Biasanya, berdua dengan Syifa, Farah akan berusaha sungguh-sungguh menebak teka-teki yang diberikan Uti dan Nurma. Tapi kali ini ia tidak begitu bersemangat. Hatinya masih sedikit kecewa kepada Syifa, bahkan melihat Uti dan Nurma tertawa bersama-sama begitu, membuat Farah makin sedih saja. Tapi karena teka-teki Uti dan cara tertawa Nurma memang lucu, akhirnya Farah ikut tertawa-tawa juga.
Nurma dan Uti masih memberikan beberapa tebakan lain, sampai tak terasa, bel tanda masuk kelas pun berbunyi. Mereka bertiga bergegas kembali ke kelas.

Mereka masih tertawa ketika masuk ke kelas. Di bangkunya, Farah melihat Syifa dan Asti masih bercakap-cakap berdua. Kegembiraan yang dirasakan Farah segera menguap. Apalagi ketika Syifa memandang ke arahnya, dan terlihat kurang senang. "Kok kamu lama sekali sih?" kata Syifa setelah Farah sampai di bangkunya. Ia diam saja. "Asti tadi kan mau lihat koleksi kita. Waktu istirahat jadi habis deh."
Farah mengangkat bahu, "Aku kan ke kamar mandi. Masa nggak boleh sih?" katanya tak peduli.

Sepanjang pelajaran itu Syifa jadi cemberut. Farah tidak berusaha membujuk atau minta maaf. Biar saja, lagipula Syifa kan lebih suka Asti, pikirnya kesal.

Pulang sekolah, Syifa sudah lupa marahnya. Ia memang begitu, tidak suka menyimpan kemarahan lama-lama. Itu salah satu sifat baik Syifa yang membuat Farah suka sekali bermain dengannya. Tapi Farah sendiri belum bisa membuang perasaan sakit di hatinya, sebab ketika bel pulang berbunyi, Syifa langsung bilang "Yuk kita ajak Asti pulang bareng, nanti kita tunjukkan jalan ke rumah kita supaya Asti bisa main sama-sama sepulang sekolah nanti."
Karena kesal, Farah tadi sampai hampir lupa kalau usul mengajak pulang bersama itu awalnya ide Farah sendiri. Ia mengangguk, walaupun wajahnya tidak tersenyum.

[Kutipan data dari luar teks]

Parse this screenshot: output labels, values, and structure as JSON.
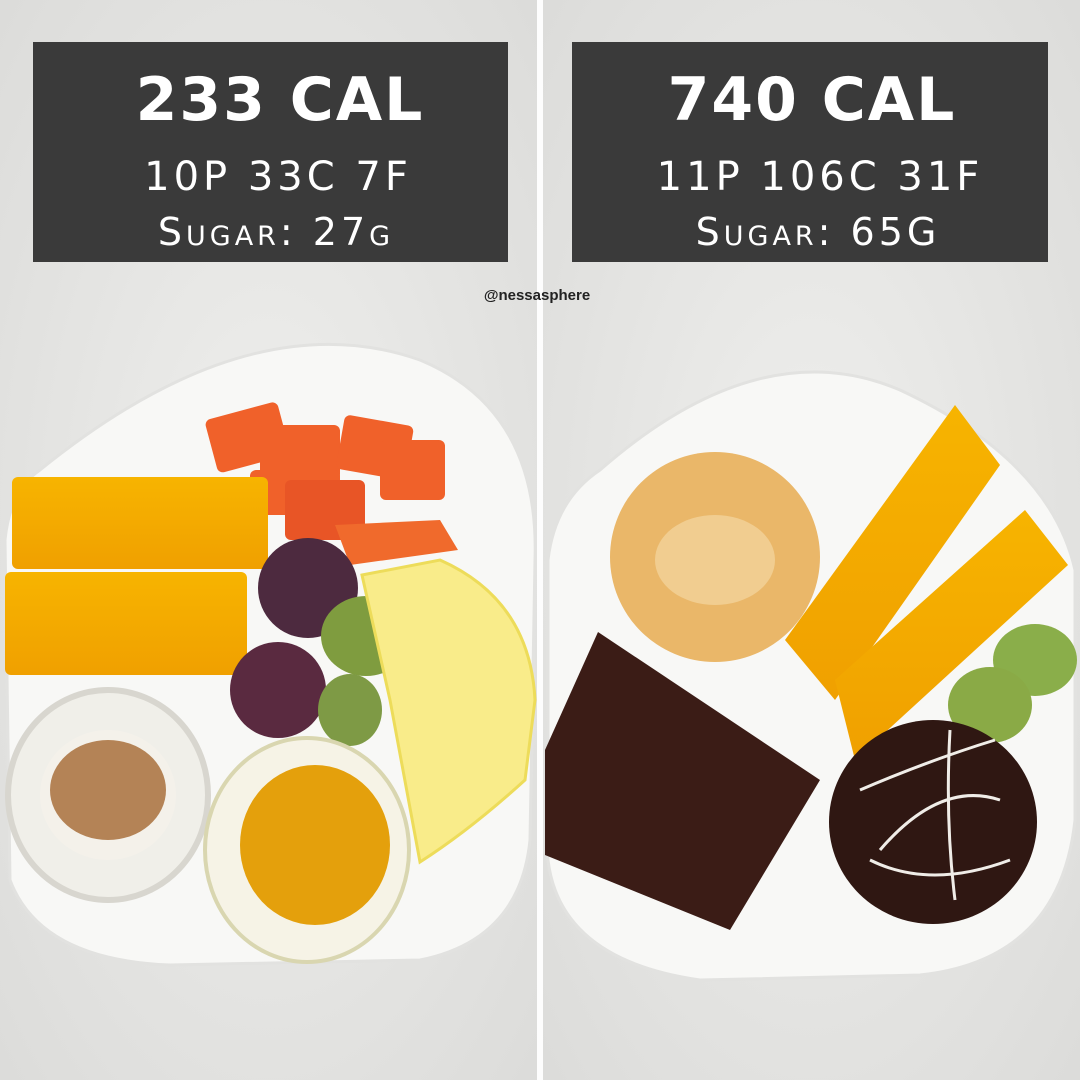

Rupanya Syifa dan Asti tidak merasa perubahan sikap Farah. Mereka tetap saja asik bercanda dan bercakap-cakap, sementara Farah makin lama makin merasa tersisih. Perjalanan pulang yang biasanya menyenangkan sekarang jadi terasa lama dan membosankan.

Sampai di rumah, Farah merasa sangat lelah. Ia ingin segera bertemu Ibu. Entah kenapa setiap kali hatinya sedih, ia selalu ingin dipeluk-peluk oleh Ibu, seperti dulu ketika Farah masih kecil. Kakak sampai suka mengejek "Pengen jadi anak kecil lagi tuh!" Uh, kalau sudah begitu, Farah paling cuma memeletkan lidah saja.

"Ibu, Assalamu'alaikum!" teriak Farah begitu masuk ke dalam rumah.
"Wa'alaikumussalam." terdengar suara dari ruang belajar, ternyata Ibu sedang menulis di sana.
Ketika Farah sampai di depan pintu, Ibu menoleh dan tersenyum "Masa teriak-teriak begitu sih?"
Farah menghampiri Ibu dan berdiri di belakangnya, memeluk leher Ibu dari belakang. Hmm.. rambut ibu wangi sekali. Ibu membelai kepala Farah, "Ganti baju dulu, nanti ibu temani makan."